Выбрать главу

— Бифштекс.

Алексей Иваныч уставился на бифштекс так же тупо, как только что смотрел на войлочную туфлю.

— Чего же ты? — спросила жена.

— Гм… Бифштекс. А не найдется ли у тебя чего-нибудь другого? Вроде печенки, что ли.

— Печенки в рот не берешь. Ешь бифштекс.

— Гм… Пожалуй, это верно. Только, видишь ли, я, говоря про печенку, подразумевал что-нибудь вроде макарон или спаржи…

— Ешь бифштекс, — искусственно спокойно отвечала жена. — Ты любишь бифштексы.

Он покосился на нее. Увидел пухлые, вялые щеки, упорно сжатый рот и опущенные глаза. Сердится.

Он вздохнул.

— Да? Люблю? Ну ладно. Если люблю, буду есть. Только отчего он такой голый и черный… как негр?

И сейчас же испуганно прибавил:

— Впрочем, он отличный, отличный.

Пилил упругое мясо тупым железным ножом, смотрел на противный розовый сок, сочившийся из надреза, и, преодолевая тошноту, вяло думал: «Надо работать. Как странно, как тяжело спит душа…»

— Советую тебе после завтрака сразу сесть к роялю и сочинять, — сказала Маня. — Не забудь, что в три часа придет француз из газеты, а в четыре ученик.

Алексей Иваныч молчал.

Жена заговорила снова, и голос ее задрожал:

— Что… есть надежда, что ты к четвергу закончишь ноктюрн?

Алексей Иваныч покраснел:

— Ну разумеется. Времени бездна. Главное, ты не волнуйся… И отчего ты ничего не ешь?
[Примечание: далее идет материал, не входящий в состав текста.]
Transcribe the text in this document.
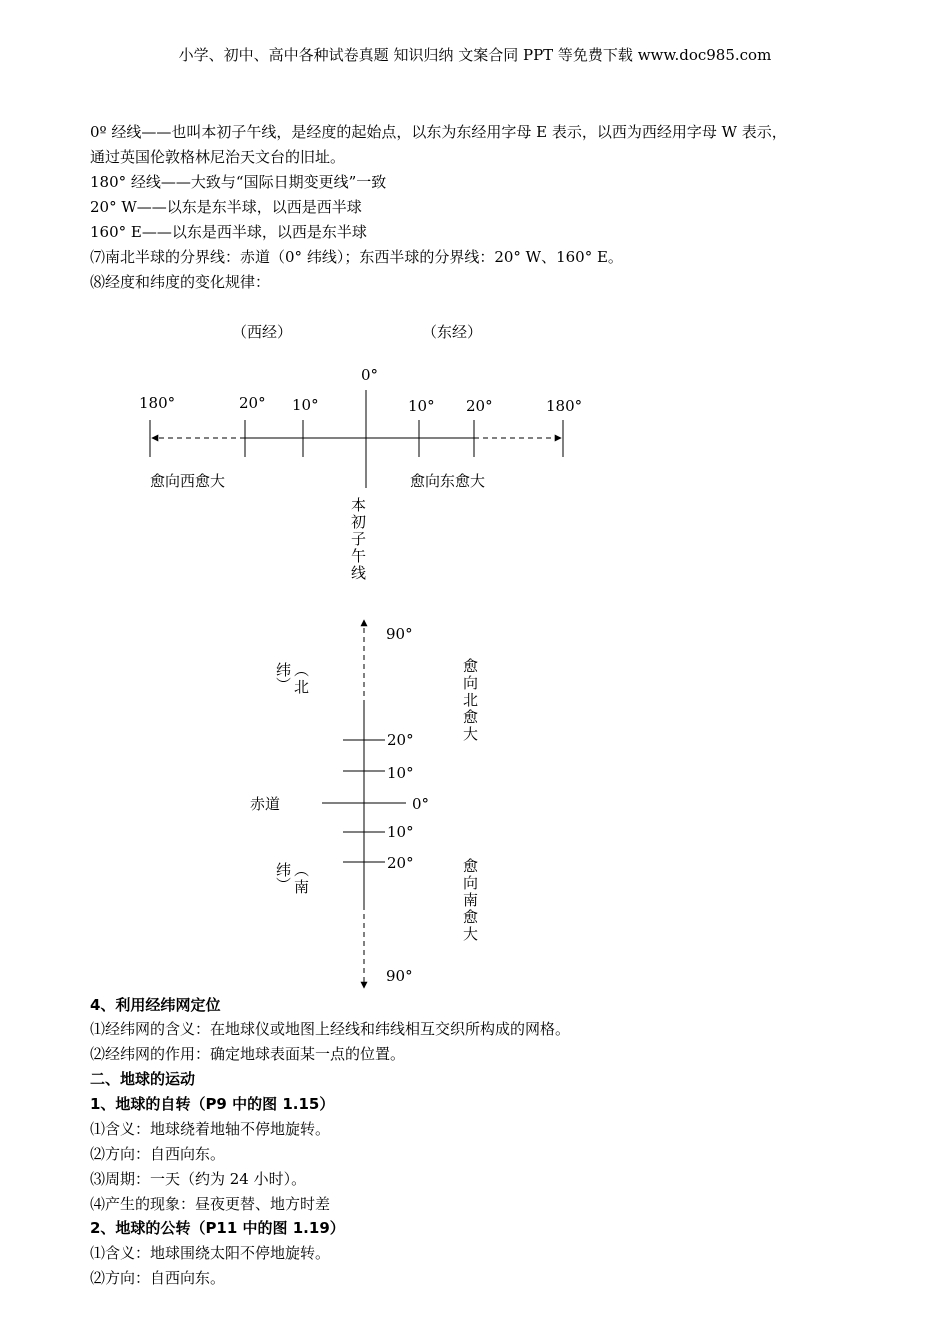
小学、初中、高中各种试卷真题 知识归纳 文案合同 PPT 等免费下载 www.doc985.com
0º 经线——也叫本初子午线，是经度的起始点，以东为东经用字母 E 表示，以西为西经用字母 W 表示，
通过英国伦敦格林尼治天文台的旧址。
180° 经线——大致与“国际日期变更线”一致
20° W——以东是东半球，以西是西半球
160° E——以东是西半球，以西是东半球
⑺南北半球的分界线：赤道（0° 纬线）；东西半球的分界线：20° W、160° E。
⑻经度和纬度的变化规律：
（西经）	（东经）
0°
180°	20° 10°	10° 20°	180°
愈向西愈大	愈向东愈大
本
初
子
午
线
90°
20°
10°
0°
10°
20°
90°
赤道
纬
︶
︵
北
纬
︶
︵
南
愈
向
北
愈
大
愈
向
南
愈
大
4、利用经纬网定位
⑴经纬网的含义：在地球仪或地图上经线和纬线相互交织所构成的网格。
⑵经纬网的作用：确定地球表面某一点的位置。
二、地球的运动
1、地球的自转（P9 中的图 1.15）
⑴含义：地球绕着地轴不停地旋转。
⑵方向：自西向东。
⑶周期：一天（约为 24 小时）。
⑷产生的现象：昼夜更替、地方时差
2、地球的公转（P11 中的图 1.19）
⑴含义：地球围绕太阳不停地旋转。
⑵方向：自西向东。
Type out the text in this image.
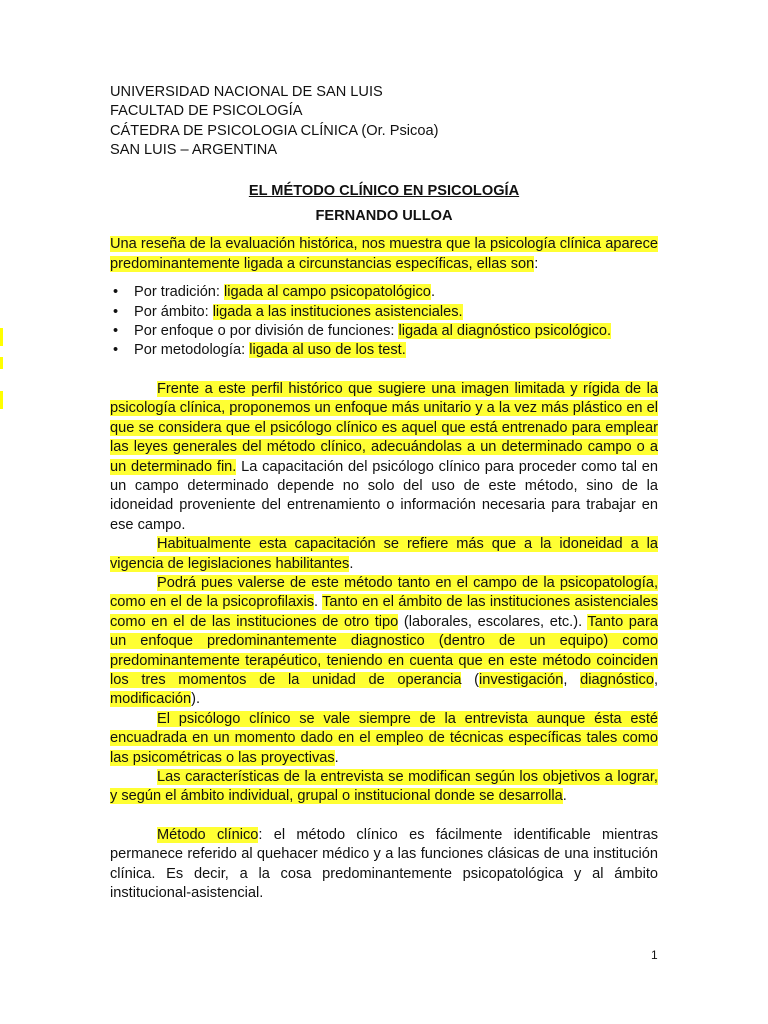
UNIVERSIDAD NACIONAL DE SAN LUIS
FACULTAD DE PSICOLOGÍA
CÁTEDRA DE PSICOLOGIA CLÍNICA (Or. Psicoa)
SAN LUIS – ARGENTINA
EL MÉTODO CLÍNICO EN PSICOLOGÍA
FERNANDO ULLOA

Una reseña de la evaluación histórica, nos muestra que la psicología clínica aparece predominantemente ligada a circunstancias específicas, ellas son:

• Por tradición: ligada al campo psicopatológico.
• Por ámbito: ligada a las instituciones asistenciales.
• Por enfoque o por división de funciones: ligada al diagnóstico psicológico.
• Por metodología: ligada al uso de los test.

Frente a este perfil histórico que sugiere una imagen limitada y rígida de la psicología clínica, proponemos un enfoque más unitario y a la vez más plástico en el que se considera que el psicólogo clínico es aquel que está entrenado para emplear las leyes generales del método clínico, adecuándolas a un determinado campo o a un determinado fin. La capacitación del psicólogo clínico para proceder como tal en un campo determinado depende no solo del uso de este método, sino de la idoneidad proveniente del entrenamiento o información necesaria para trabajar en ese campo.

Habitualmente esta capacitación se refiere más que a la idoneidad a la vigencia de legislaciones habilitantes.

Podrá pues valerse de este método tanto en el campo de la psicopatología, como en el de la psicoprofilaxis. Tanto en el ámbito de las instituciones asistenciales como en el de las instituciones de otro tipo (laborales, escolares, etc.). Tanto para un enfoque predominantemente diagnostico (dentro de un equipo) como predominantemente terapéutico, teniendo en cuenta que en este método coinciden los tres momentos de la unidad de operancia (investigación, diagnóstico, modificación).

El psicólogo clínico se vale siempre de la entrevista aunque ésta esté encuadrada en un momento dado en el empleo de técnicas específicas tales como las psicométricas o las proyectivas.

Las características de la entrevista se modifican según los objetivos a lograr, y según el ámbito individual, grupal o institucional donde se desarrolla.

Método clínico: el método clínico es fácilmente identificable mientras permanece referido al quehacer médico y a las funciones clásicas de una institución clínica. Es decir, a la cosa predominantemente psicopatológica y al ámbito institucional-asistencial.

1
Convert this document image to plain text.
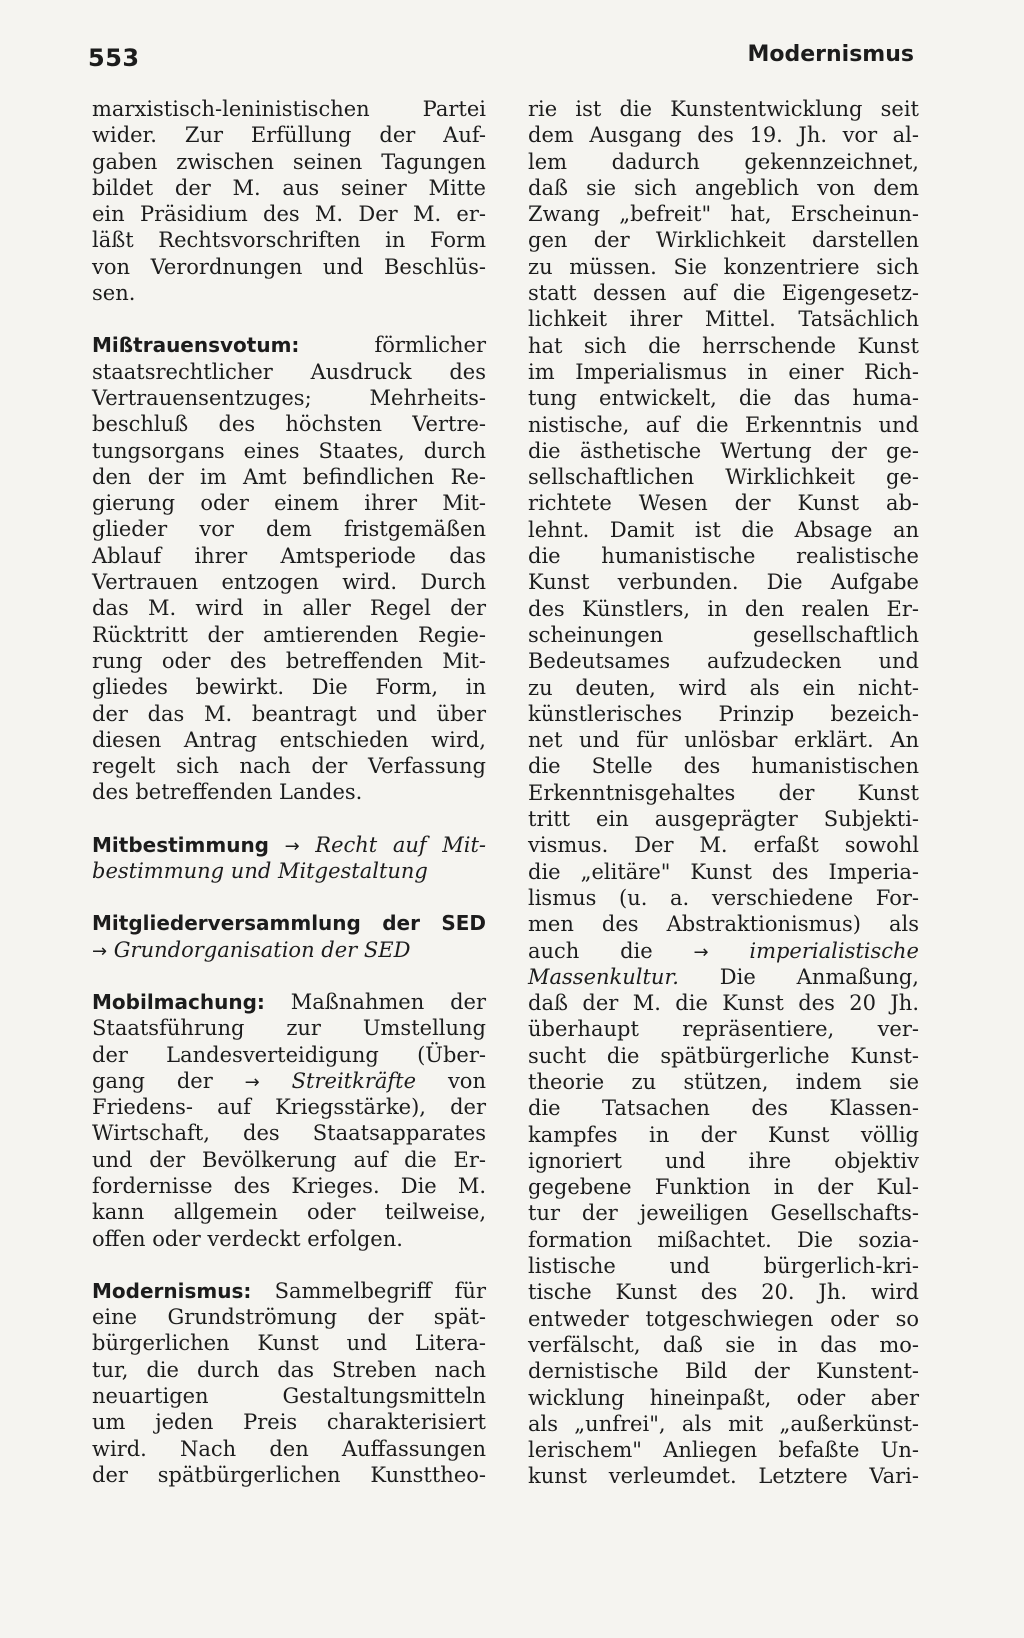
553	Modernismus
marxistisch-leninistischen Partei
wider. Zur Erfüllung der Auf-
gaben zwischen seinen Tagungen
bildet der M. aus seiner Mitte
ein Präsidium des M. Der M. er-
läßt Rechtsvorschriften in Form
von Verordnungen und Beschlüs-
sen.
Mißtrauensvotum:	förmlicher
staatsrechtlicher Ausdruck des
Vertrauensentzuges; Mehrheits-
beschluß des höchsten Vertre-
tungsorgans eines Staates, durch
den der im Amt befindlichen Re-
gierung oder einem ihrer Mit-
glieder vor dem fristgemäßen
Ablauf ihrer Amtsperiode das
Vertrauen entzogen wird. Durch
das M. wird in aller Regel der
Rücktritt der amtierenden Regie-
rung oder des betreffenden Mit-
gliedes bewirkt. Die Form, in
der das M. beantragt und über
diesen Antrag entschieden wird,
regelt sich nach der Verfassung
des betreffenden Landes.
Mitbestimmung → Recht auf Mit-
bestimmung und Mitgestaltung
Mitgliederversammlung der SED
→ Grundorganisation der SED
Mobilmachung: Maßnahmen der
Staatsführung zur Umstellung
der Landesverteidigung (Über-
gang der → Streitkräfte von
Friedens- auf Kriegsstärke), der
Wirtschaft, des Staatsapparates
und der Bevölkerung auf die Er-
fordernisse des Krieges. Die M.
kann allgemein oder teilweise,
offen oder verdeckt erfolgen.
Modernismus: Sammelbegriff für
eine Grundströmung der spät-
bürgerlichen Kunst und Litera-
tur, die durch das Streben nach
neuartigen Gestaltungsmitteln
um jeden Preis charakterisiert
wird. Nach den Auffassungen
der spätbürgerlichen Kunsttheo-
rie ist die Kunstentwicklung seit
dem Ausgang des 19. Jh. vor al-
lem dadurch gekennzeichnet,
daß sie sich angeblich von dem
Zwang „befreit" hat, Erscheinun-
gen der Wirklichkeit darstellen
zu müssen. Sie konzentriere sich
statt dessen auf die Eigengesetz-
lichkeit ihrer Mittel. Tatsächlich
hat sich die herrschende Kunst
im Imperialismus in einer Rich-
tung entwickelt, die das huma-
nistische, auf die Erkenntnis und
die ästhetische Wertung der ge-
sellschaftlichen Wirklichkeit ge-
richtete Wesen der Kunst ab-
lehnt. Damit ist die Absage an
die humanistische realistische
Kunst verbunden. Die Aufgabe
des Künstlers, in den realen Er-
scheinungen gesellschaftlich
Bedeutsames aufzudecken und
zu deuten, wird als ein nicht-
künstlerisches Prinzip bezeich-
net und für unlösbar erklärt. An
die Stelle des humanistischen
Erkenntnisgehaltes der Kunst
tritt ein ausgeprägter Subjekti-
vismus. Der M. erfaßt sowohl
die „elitäre" Kunst des Imperia-
lismus (u. a. verschiedene For-
men des Abstraktionismus) als
auch die → imperialistische
Massenkultur. Die Anmaßung,
daß der M. die Kunst des 20 Jh.
überhaupt repräsentiere, ver-
sucht die spätbürgerliche Kunst-
theorie zu stützen, indem sie
die Tatsachen des Klassen-
kampfes in der Kunst völlig
ignoriert und ihre objektiv
gegebene Funktion in der Kul-
tur der jeweiligen Gesellschafts-
formation mißachtet. Die sozia-
listische und bürgerlich-kri-
tische Kunst des 20. Jh. wird
entweder totgeschwiegen oder so
verfälscht, daß sie in das mo-
dernistische Bild der Kunstent-
wicklung hineinpaßt, oder aber
als „unfrei", als mit „außerkünst-
lerischem" Anliegen befaßte Un-
kunst verleumdet. Letztere Vari-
— Не хочется. Я с удовольствием выпью кофе.

Она встала и подошла к буфету, повернувшись к мужу спиной. Потрогала на буфете чашки и снова села. Ясно было, что просто спрятала на минутку свое лицо. Что это значит? А ведь, пожалуй, у них просто денег нет… «Я насильно ем бифштекс, от которого меня тошнит, а она сидит голодная, — подумал он. — А если заговорю, начнет раздражаться. Да и нет сил заговорить…»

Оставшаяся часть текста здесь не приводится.